There is a larger story here, which Singal does not fully develop, about why we as a society invest an unreasonable amount of authority in social science. He hints at this in his concluding chapters about the implausibility that priming, nudges, and other subtle interventions have large and predictable effects on human behavior, given how complicated and deeply rooted our motivations likely are. But he doesn’t seem to see the problem as inherent in our overreliance on social science as a guide for life. He seems to think that if only researchers preregister their studies and exercise greater care, we can avoid these abuses. He favorably quotes “the champion of replication and transparency in psychological science,” Brian Nosek, who writes that reformers have “irrevocably altered the norms and accelerated adoption of behaviors like preregistration and data sharing. Thanks to them, psychological science is in a different place today than it was in 2011. Psychology in 2031 is going to be amazing.” Singal’s cautious agreement with this optimism strikes me as naïve, especially given all of the abuses he so carefully documents in his book.

Singal accurately captures the nuance and detailed shortcomings of research but seems to struggle in discussing the bigger picture with similar skepticism. The heart of the book lies in the chapters, some of which Singal published previously as standalone articles, about the weakness and misuse of particular research claims. In cobbling this material together into a book, Singal may not have given priority to identifying the unifying themes of his chapters.
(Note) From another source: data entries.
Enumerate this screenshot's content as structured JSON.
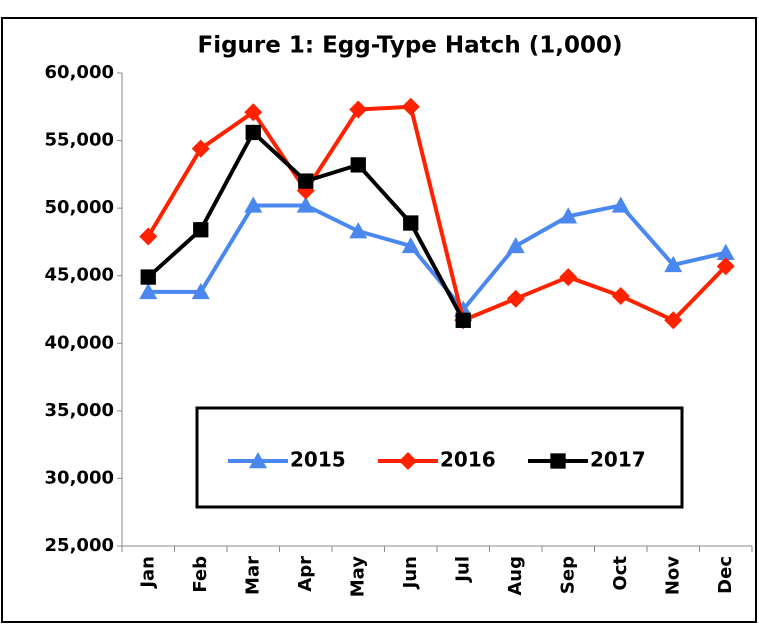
{
  "chart_data": {
    "type": "line",
    "title": "Figure 1: Egg-Type Hatch (1,000)",
    "categories": [
      "Jan",
      "Feb",
      "Mar",
      "Apr",
      "May",
      "Jun",
      "Jul",
      "Aug",
      "Sep",
      "Oct",
      "Nov",
      "Dec"
    ],
    "series": [
      {
        "name": "2015",
        "color": "#4a88f0",
        "marker": "triangle",
        "values": [
          43800,
          43800,
          50200,
          50200,
          48300,
          47200,
          42500,
          47200,
          49400,
          50200,
          45800,
          46700
        ]
      },
      {
        "name": "2016",
        "color": "#ff2200",
        "marker": "diamond",
        "values": [
          47900,
          54400,
          57100,
          51300,
          57300,
          57500,
          41700,
          43300,
          44900,
          43500,
          41700,
          45700
        ]
      },
      {
        "name": "2017",
        "color": "#000000",
        "marker": "square",
        "values": [
          44900,
          48400,
          55600,
          52000,
          53200,
          48900,
          41700,
          null,
          null,
          null,
          null,
          null
        ]
      }
    ],
    "ylim": [
      25000,
      60000
    ],
    "yticks": [
      {
        "value": 25000,
        "label": "25,000"
      },
      {
        "value": 30000,
        "label": "30,000"
      },
      {
        "value": 35000,
        "label": "35,000"
      },
      {
        "value": 40000,
        "label": "40,000"
      },
      {
        "value": 45000,
        "label": "45,000"
      },
      {
        "value": 50000,
        "label": "50,000"
      },
      {
        "value": 55000,
        "label": "55,000"
      },
      {
        "value": 60000,
        "label": "60,000"
      }
    ]
  }
}
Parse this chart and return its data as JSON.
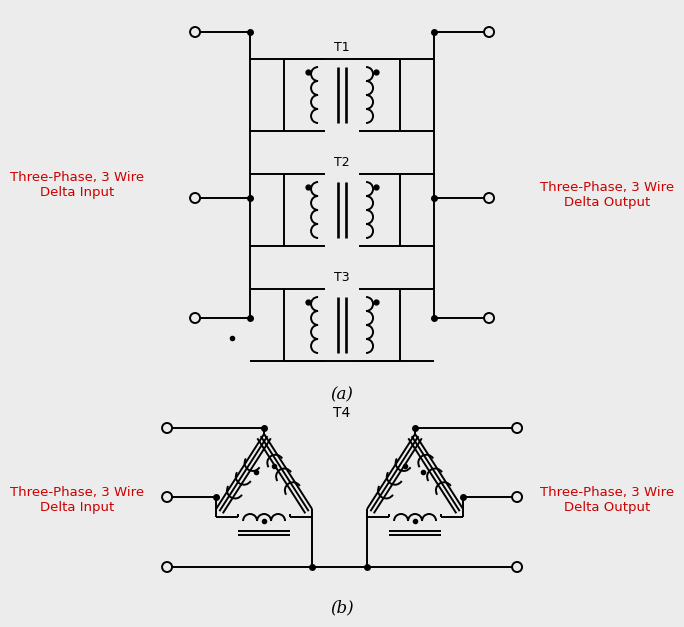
{
  "title_a": "(a)",
  "title_b": "(b)",
  "label_input": "Three-Phase, 3 Wire\nDelta Input",
  "label_output": "Three-Phase, 3 Wire\nDelta Output",
  "label_t1": "T1",
  "label_t2": "T2",
  "label_t3": "T3",
  "label_t4": "T4",
  "line_color": "#000000",
  "label_color": "#cc0000",
  "bg_color": "#ececec",
  "lw": 1.4
}
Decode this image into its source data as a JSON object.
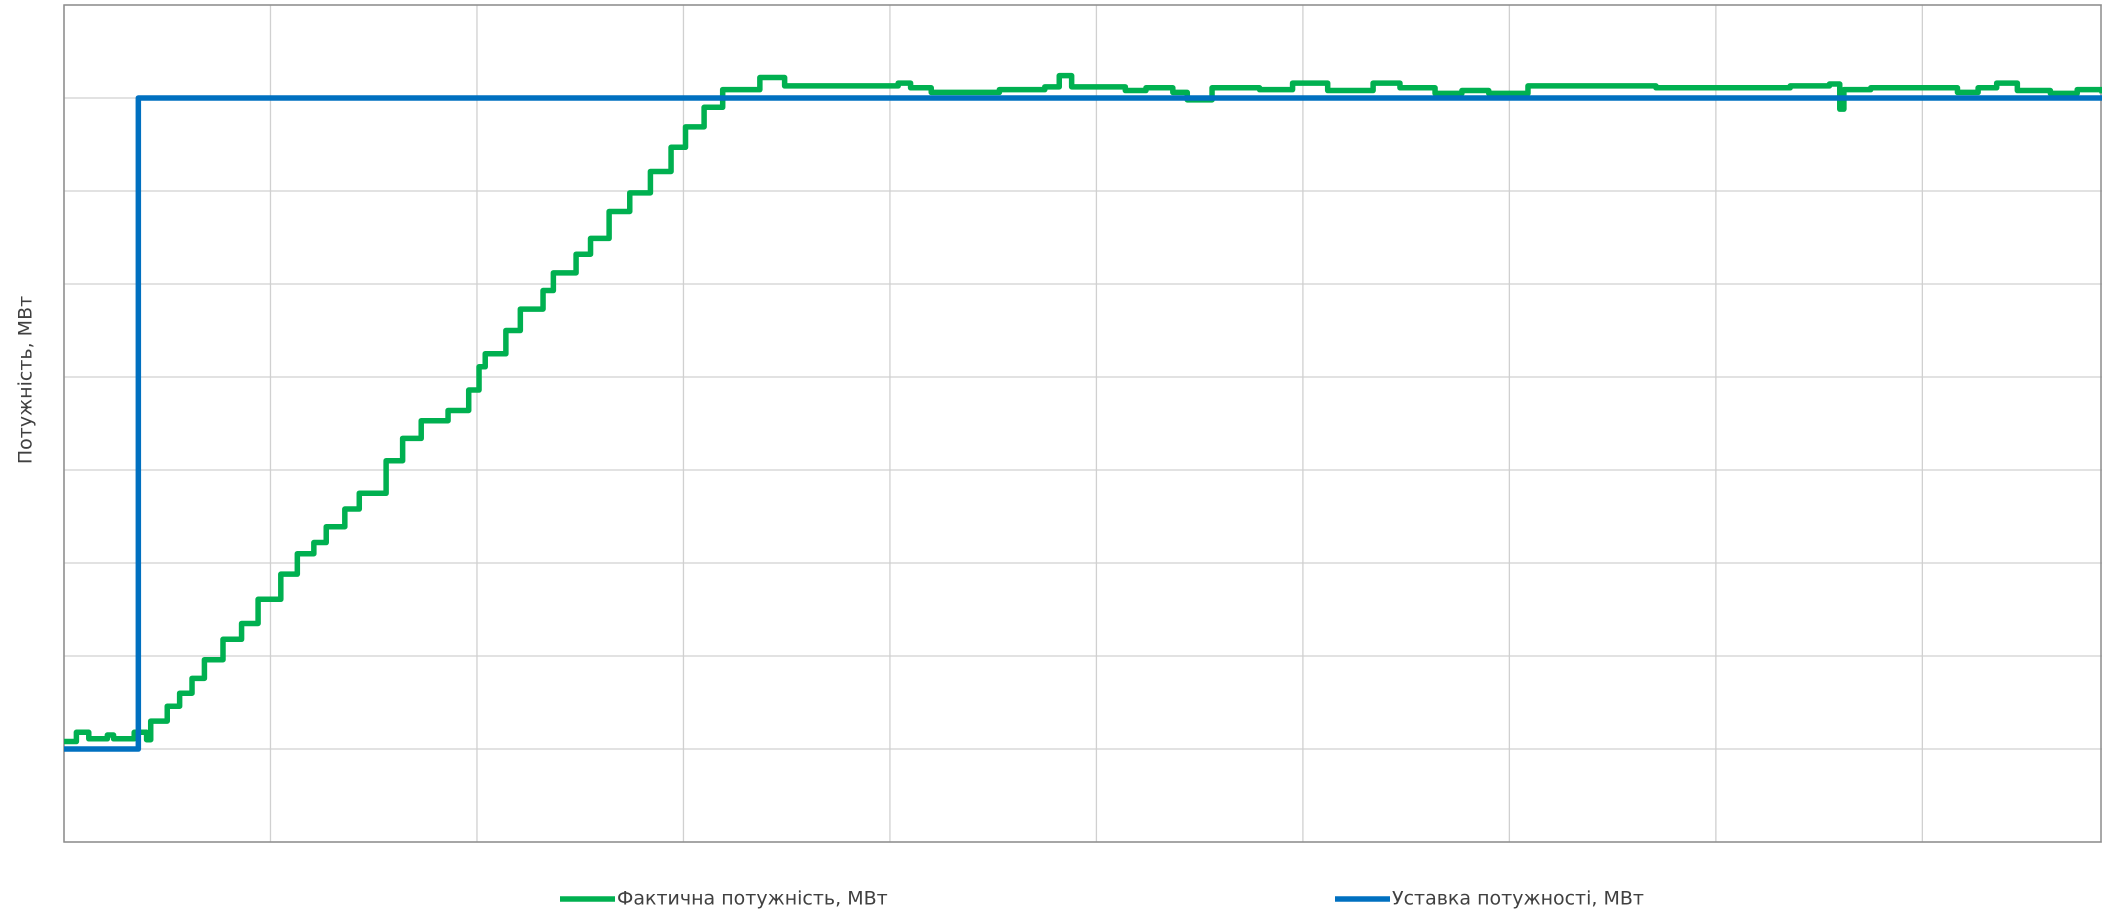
{
  "chart_data": {
    "type": "line",
    "step": "post",
    "ylabel": "Потужність, МВт",
    "xlim": [
      0,
      9.87
    ],
    "xticks": [
      0,
      1,
      2,
      3,
      4,
      5,
      6,
      7,
      8,
      9
    ],
    "ylim": [
      0,
      9
    ],
    "yticks": [
      0,
      1,
      2,
      3,
      4,
      5,
      6,
      7,
      8,
      9
    ],
    "grid": true,
    "legend": "bottom",
    "series": [
      {
        "name": "Фактична потужність, МВт",
        "color": "#00b050",
        "x": [
          0,
          0.06,
          0.12,
          0.21,
          0.24,
          0.34,
          0.4,
          0.42,
          0.5,
          0.56,
          0.62,
          0.68,
          0.77,
          0.86,
          0.94,
          1.05,
          1.13,
          1.21,
          1.27,
          1.36,
          1.43,
          1.56,
          1.64,
          1.73,
          1.86,
          1.96,
          2.01,
          2.04,
          2.14,
          2.21,
          2.32,
          2.37,
          2.48,
          2.55,
          2.64,
          2.74,
          2.84,
          2.94,
          3.01,
          3.1,
          3.19,
          3.37,
          3.49,
          4.04,
          4.1,
          4.2,
          4.53,
          4.62,
          4.75,
          4.82,
          4.88,
          5.14,
          5.24,
          5.37,
          5.44,
          5.56,
          5.79,
          5.95,
          6.12,
          6.34,
          6.47,
          6.64,
          6.77,
          6.9,
          7.09,
          7.64,
          7.71,
          8.36,
          8.55,
          8.6,
          8.62,
          8.75,
          9.17,
          9.27,
          9.36,
          9.46,
          9.62,
          9.75,
          9.87
        ],
        "values": [
          1.08,
          1.18,
          1.11,
          1.15,
          1.11,
          1.18,
          1.1,
          1.3,
          1.46,
          1.6,
          1.76,
          1.96,
          2.18,
          2.35,
          2.61,
          2.88,
          3.1,
          3.22,
          3.39,
          3.58,
          3.75,
          4.1,
          4.34,
          4.53,
          4.64,
          4.86,
          5.11,
          5.25,
          5.5,
          5.73,
          5.93,
          6.12,
          6.32,
          6.49,
          6.78,
          6.98,
          7.21,
          7.47,
          7.69,
          7.9,
          8.09,
          8.22,
          8.13,
          8.16,
          8.11,
          8.06,
          8.09,
          8.09,
          8.12,
          8.24,
          8.12,
          8.08,
          8.11,
          8.06,
          7.98,
          8.11,
          8.09,
          8.16,
          8.08,
          8.16,
          8.11,
          8.05,
          8.08,
          8.05,
          8.13,
          8.13,
          8.11,
          8.13,
          8.15,
          7.88,
          8.09,
          8.11,
          8.06,
          8.11,
          8.16,
          8.08,
          8.05,
          8.09,
          8.05
        ]
      },
      {
        "name": "Уставка потужності, МВт",
        "color": "#0070c0",
        "x": [
          0,
          0.36,
          9.87
        ],
        "values": [
          1,
          8,
          8
        ]
      }
    ]
  }
}
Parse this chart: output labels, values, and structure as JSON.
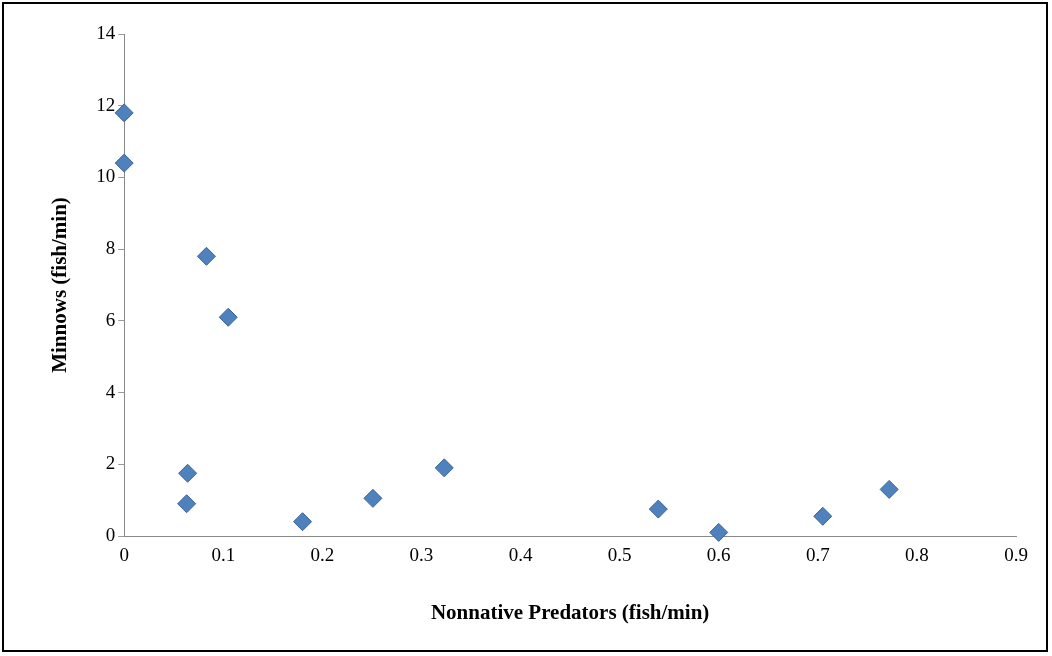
{
  "chart_data": {
    "type": "scatter",
    "xlabel": "Nonnative Predators (fish/min)",
    "ylabel": "Minnows (fish/min)",
    "x": [
      0,
      0,
      0.083,
      0.105,
      0.064,
      0.063,
      0.18,
      0.251,
      0.323,
      0.539,
      0.6,
      0.705,
      0.772
    ],
    "series": [
      {
        "color": "#4f81bd",
        "values": [
          11.8,
          10.4,
          7.8,
          6.1,
          1.75,
          0.9,
          0.4,
          1.05,
          1.9,
          0.75,
          0.1,
          0.55,
          1.3
        ]
      }
    ],
    "xlim": [
      0,
      0.9
    ],
    "xticks": [
      0,
      0.1,
      0.2,
      0.3,
      0.4,
      0.5,
      0.6,
      0.7,
      0.8,
      0.9
    ],
    "ylim": [
      0,
      14
    ],
    "yticks": [
      0,
      2,
      4,
      6,
      8,
      10,
      12,
      14
    ],
    "grid": false,
    "legend": false,
    "marker": "diamond"
  }
}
A plausible conclusion he could have drawn is that while social science can shed light on human behavior and even help guide it, it is not the only or necessarily the most reliable source of wisdom on how to live our lives. That’s also what the great religious traditions and their deference to experience and past practice are about. The Enlightenment values that gave rise to the social sciences can supplement the ancient teachings but need not replace them. Given how careful Singal is, perhaps he did not want to make an overly strong argument about unifying themes for fear of extending beyond his evidence, which is reasonable but makes the volume as a whole a little less compelling than it might have been.

Jay P. Greene is a senior research fellow at the Heritage Foundation.